Researchers at University of Illinois at Urbana-Champaign and Northwestern University are continuing to iterate in the field of stretchable, flexible sensors and antennae. A new paper, recently published in Science, presented a new approach to the category that would allow off-the-shelf chip-based electronics to be incorporated into a peel-and-stick patch.
“We designed this device to monitor human health 24/7, but without interfering with a person’s daily activity,” Yonggang Huang, the Northwestern University professor who co-led the work with Illinois professor John Rogers, said in a statement. “It is as soft as human skin and can move with your body, but at the same time it has many different monitoring functions. What is very important about this device is it is wirelessly powered and can send high-quality data about the human body to a computer, in real time.”
The key innovation in the science paper is that the chips are suspended in a thin layer of fluid within an elastic envelope. This allows stretchable implementation of existing chips, whereas in previous efforts researchers had to specially construct sensors and antennae. Specially designed "oragami-folded" wires connected the chips to one another within the patch. In their research, engineers incorporated EEG, ECG, and motion sensors into the technology.
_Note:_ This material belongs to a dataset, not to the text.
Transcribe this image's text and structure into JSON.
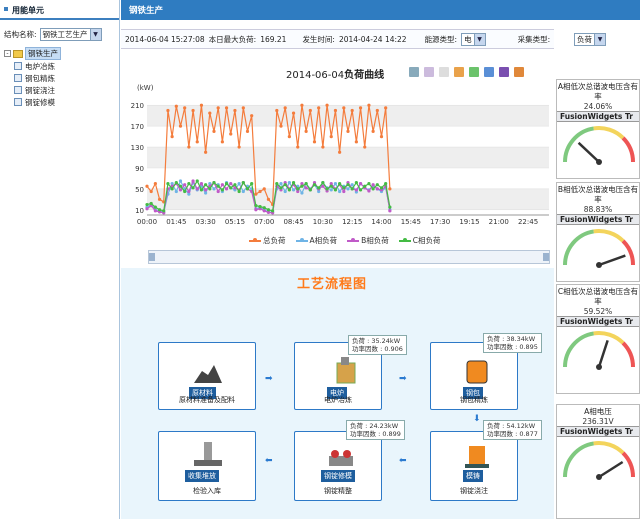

"Our original concepts involved specialized, ultrathin device geometries in an open mesh layout with a thin, soft membrane support," Rogers told MobiHealthNews in an email. "... The technical challenge, from practical standpoint, is that the thin layouts require, in many cases, custom device designs, much different than those found in the commercial sector today. In other cases, the relevant components, e.g. chip-scale batteries, large capacitors, might not ever be available in thin forms. The new work avoids these constraints, to open up options for using largely conventional electronic, sensor, radio and battery components."
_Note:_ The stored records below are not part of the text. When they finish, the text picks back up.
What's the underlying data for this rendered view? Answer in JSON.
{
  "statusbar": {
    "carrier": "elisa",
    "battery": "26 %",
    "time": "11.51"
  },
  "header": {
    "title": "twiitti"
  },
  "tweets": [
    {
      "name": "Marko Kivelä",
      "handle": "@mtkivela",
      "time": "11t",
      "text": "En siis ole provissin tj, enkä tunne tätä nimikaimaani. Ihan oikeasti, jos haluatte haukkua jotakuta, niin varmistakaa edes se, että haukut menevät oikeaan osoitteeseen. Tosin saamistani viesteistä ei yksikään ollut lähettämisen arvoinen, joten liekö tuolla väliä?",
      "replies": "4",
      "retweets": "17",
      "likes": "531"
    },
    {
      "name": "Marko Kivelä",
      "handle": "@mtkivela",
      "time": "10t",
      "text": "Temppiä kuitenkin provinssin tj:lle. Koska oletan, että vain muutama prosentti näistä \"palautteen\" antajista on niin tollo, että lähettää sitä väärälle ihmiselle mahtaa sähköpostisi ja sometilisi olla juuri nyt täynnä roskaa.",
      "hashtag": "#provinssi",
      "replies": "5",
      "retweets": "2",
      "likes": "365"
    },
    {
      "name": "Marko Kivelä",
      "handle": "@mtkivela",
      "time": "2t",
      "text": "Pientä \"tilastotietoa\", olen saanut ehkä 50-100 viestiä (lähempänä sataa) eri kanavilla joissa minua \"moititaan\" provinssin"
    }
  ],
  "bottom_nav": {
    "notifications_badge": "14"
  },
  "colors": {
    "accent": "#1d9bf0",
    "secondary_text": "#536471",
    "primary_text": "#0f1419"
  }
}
Researchers found that the stretchable sensors performed equally well to traditional EKG and EEG sensors, while providing more comfort to patients in a small side-by-side comparison. The technology has a number of possibly applications increasing the comfort and accuracy of activity trackers or patient monitoring devices. In particular, areas like sleep monitoring, where discomfort can effect the quality of readings, could benefit.
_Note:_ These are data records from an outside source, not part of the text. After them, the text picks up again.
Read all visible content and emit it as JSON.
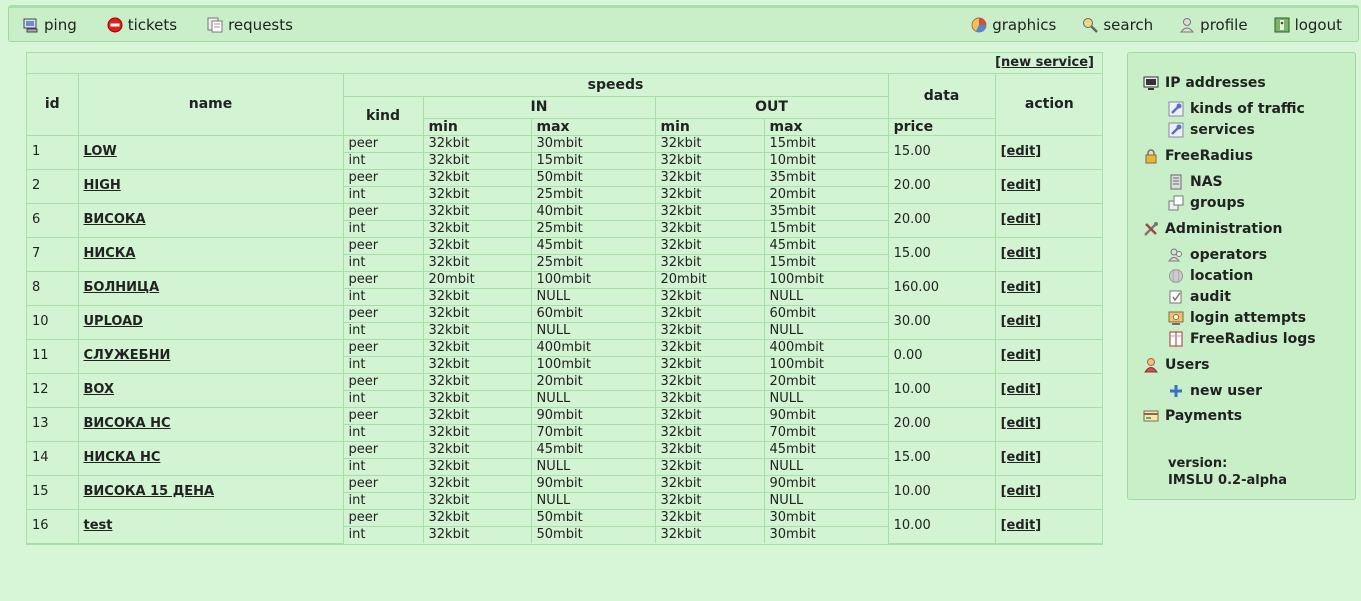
{
  "topnav": {
    "left": [
      {
        "label": "ping",
        "icon": "monitor-icon"
      },
      {
        "label": "tickets",
        "icon": "stop-icon"
      },
      {
        "label": "requests",
        "icon": "notes-icon"
      }
    ],
    "right": [
      {
        "label": "graphics",
        "icon": "chart-icon"
      },
      {
        "label": "search",
        "icon": "magnifier-icon"
      },
      {
        "label": "profile",
        "icon": "user-icon"
      },
      {
        "label": "logout",
        "icon": "exit-icon"
      }
    ]
  },
  "services": {
    "new_service_label": "[new service]",
    "headers": {
      "id": "id",
      "name": "name",
      "speeds": "speeds",
      "kind": "kind",
      "in": "IN",
      "out": "OUT",
      "min": "min",
      "max": "max",
      "data": "data",
      "price": "price",
      "action": "action"
    },
    "edit_label": "[edit]",
    "rows": [
      {
        "id": "1",
        "name": "LOW",
        "price": "15.00",
        "peer": [
          "peer",
          "32kbit",
          "30mbit",
          "32kbit",
          "15mbit"
        ],
        "int": [
          "int",
          "32kbit",
          "15mbit",
          "32kbit",
          "10mbit"
        ]
      },
      {
        "id": "2",
        "name": "HIGH",
        "price": "20.00",
        "peer": [
          "peer",
          "32kbit",
          "50mbit",
          "32kbit",
          "35mbit"
        ],
        "int": [
          "int",
          "32kbit",
          "25mbit",
          "32kbit",
          "20mbit"
        ]
      },
      {
        "id": "6",
        "name": "ВИСОКА",
        "price": "20.00",
        "peer": [
          "peer",
          "32kbit",
          "40mbit",
          "32kbit",
          "35mbit"
        ],
        "int": [
          "int",
          "32kbit",
          "25mbit",
          "32kbit",
          "15mbit"
        ]
      },
      {
        "id": "7",
        "name": "НИСКА",
        "price": "15.00",
        "peer": [
          "peer",
          "32kbit",
          "45mbit",
          "32kbit",
          "45mbit"
        ],
        "int": [
          "int",
          "32kbit",
          "25mbit",
          "32kbit",
          "15mbit"
        ]
      },
      {
        "id": "8",
        "name": "БОЛНИЦА",
        "price": "160.00",
        "peer": [
          "peer",
          "20mbit",
          "100mbit",
          "20mbit",
          "100mbit"
        ],
        "int": [
          "int",
          "32kbit",
          "NULL",
          "32kbit",
          "NULL"
        ]
      },
      {
        "id": "10",
        "name": "UPLOAD",
        "price": "30.00",
        "peer": [
          "peer",
          "32kbit",
          "60mbit",
          "32kbit",
          "60mbit"
        ],
        "int": [
          "int",
          "32kbit",
          "NULL",
          "32kbit",
          "NULL"
        ]
      },
      {
        "id": "11",
        "name": "СЛУЖЕБНИ",
        "price": "0.00",
        "peer": [
          "peer",
          "32kbit",
          "400mbit",
          "32kbit",
          "400mbit"
        ],
        "int": [
          "int",
          "32kbit",
          "100mbit",
          "32kbit",
          "100mbit"
        ]
      },
      {
        "id": "12",
        "name": "BOX",
        "price": "10.00",
        "peer": [
          "peer",
          "32kbit",
          "20mbit",
          "32kbit",
          "20mbit"
        ],
        "int": [
          "int",
          "32kbit",
          "NULL",
          "32kbit",
          "NULL"
        ]
      },
      {
        "id": "13",
        "name": "ВИСОКА НС",
        "price": "20.00",
        "peer": [
          "peer",
          "32kbit",
          "90mbit",
          "32kbit",
          "90mbit"
        ],
        "int": [
          "int",
          "32kbit",
          "70mbit",
          "32kbit",
          "70mbit"
        ]
      },
      {
        "id": "14",
        "name": "НИСКА НС",
        "price": "15.00",
        "peer": [
          "peer",
          "32kbit",
          "45mbit",
          "32kbit",
          "45mbit"
        ],
        "int": [
          "int",
          "32kbit",
          "NULL",
          "32kbit",
          "NULL"
        ]
      },
      {
        "id": "15",
        "name": "ВИСОКА 15 ДЕНА",
        "price": "10.00",
        "peer": [
          "peer",
          "32kbit",
          "90mbit",
          "32kbit",
          "90mbit"
        ],
        "int": [
          "int",
          "32kbit",
          "NULL",
          "32kbit",
          "NULL"
        ]
      },
      {
        "id": "16",
        "name": "test",
        "price": "10.00",
        "peer": [
          "peer",
          "32kbit",
          "50mbit",
          "32kbit",
          "30mbit"
        ],
        "int": [
          "int",
          "32kbit",
          "50mbit",
          "32kbit",
          "30mbit"
        ]
      }
    ]
  },
  "sidebar": {
    "items": [
      {
        "label": "IP addresses",
        "icon": "ip-icon",
        "level": 0
      },
      {
        "label": "kinds of traffic",
        "icon": "wrench-icon",
        "level": 1
      },
      {
        "label": "services",
        "icon": "wrench-icon",
        "level": 1
      },
      {
        "label": "FreeRadius",
        "icon": "lock-icon",
        "level": 0
      },
      {
        "label": "NAS",
        "icon": "server-icon",
        "level": 1
      },
      {
        "label": "groups",
        "icon": "group-icon",
        "level": 1
      },
      {
        "label": "Administration",
        "icon": "tools-icon",
        "level": 0
      },
      {
        "label": "operators",
        "icon": "operators-icon",
        "level": 1
      },
      {
        "label": "location",
        "icon": "globe-icon",
        "level": 1
      },
      {
        "label": "audit",
        "icon": "audit-icon",
        "level": 1
      },
      {
        "label": "login attempts",
        "icon": "login-icon",
        "level": 1
      },
      {
        "label": "FreeRadius logs",
        "icon": "book-icon",
        "level": 1
      },
      {
        "label": "Users",
        "icon": "users-icon",
        "level": 0
      },
      {
        "label": "new user",
        "icon": "plus-icon",
        "level": 1
      },
      {
        "label": "Payments",
        "icon": "payments-icon",
        "level": 0
      }
    ],
    "version_label": "version:",
    "version_value": "IMSLU 0.2-alpha"
  }
}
The technology will be commercialized eventually through the company Rogers co-founded, Cambridge, Massachusetts-based MC10.
"The Checklight product (Gen 1) that they released last year with Reebok is the first step on a roadmap that takes them to full epidermal designs," he said. "Their Gen 2 will be ready next year. Gen 3 will be very close to truly epidermal, likely available the year after. Many applications are being pursued, ranging from sports/fitness, to skin care/cosmetics, to continuous health/wellness to clinical-quality monitoring in the home, and others."
Rogers and Huang are one of two groups of researchers making headlines recently with stretchable, flexible electronics. The other, a team from North Carolina State University led by Yong Zhu, recently published a paper in Applied Materials and Interfaces about their own stretchable antennae, which use silver nanowires to achieve an effect similar to Rogers' team's original design.
Rogers said the work his team has done on the original technology isn't in vain, as it still offers some advantages over the microfluidic design.
"Future epidermal devices will likely combine the original ultrathin concepts with the microfluidic/origami ideas, to expand the functional options, reduce the costs, and speed the realization of commercial devices," he said.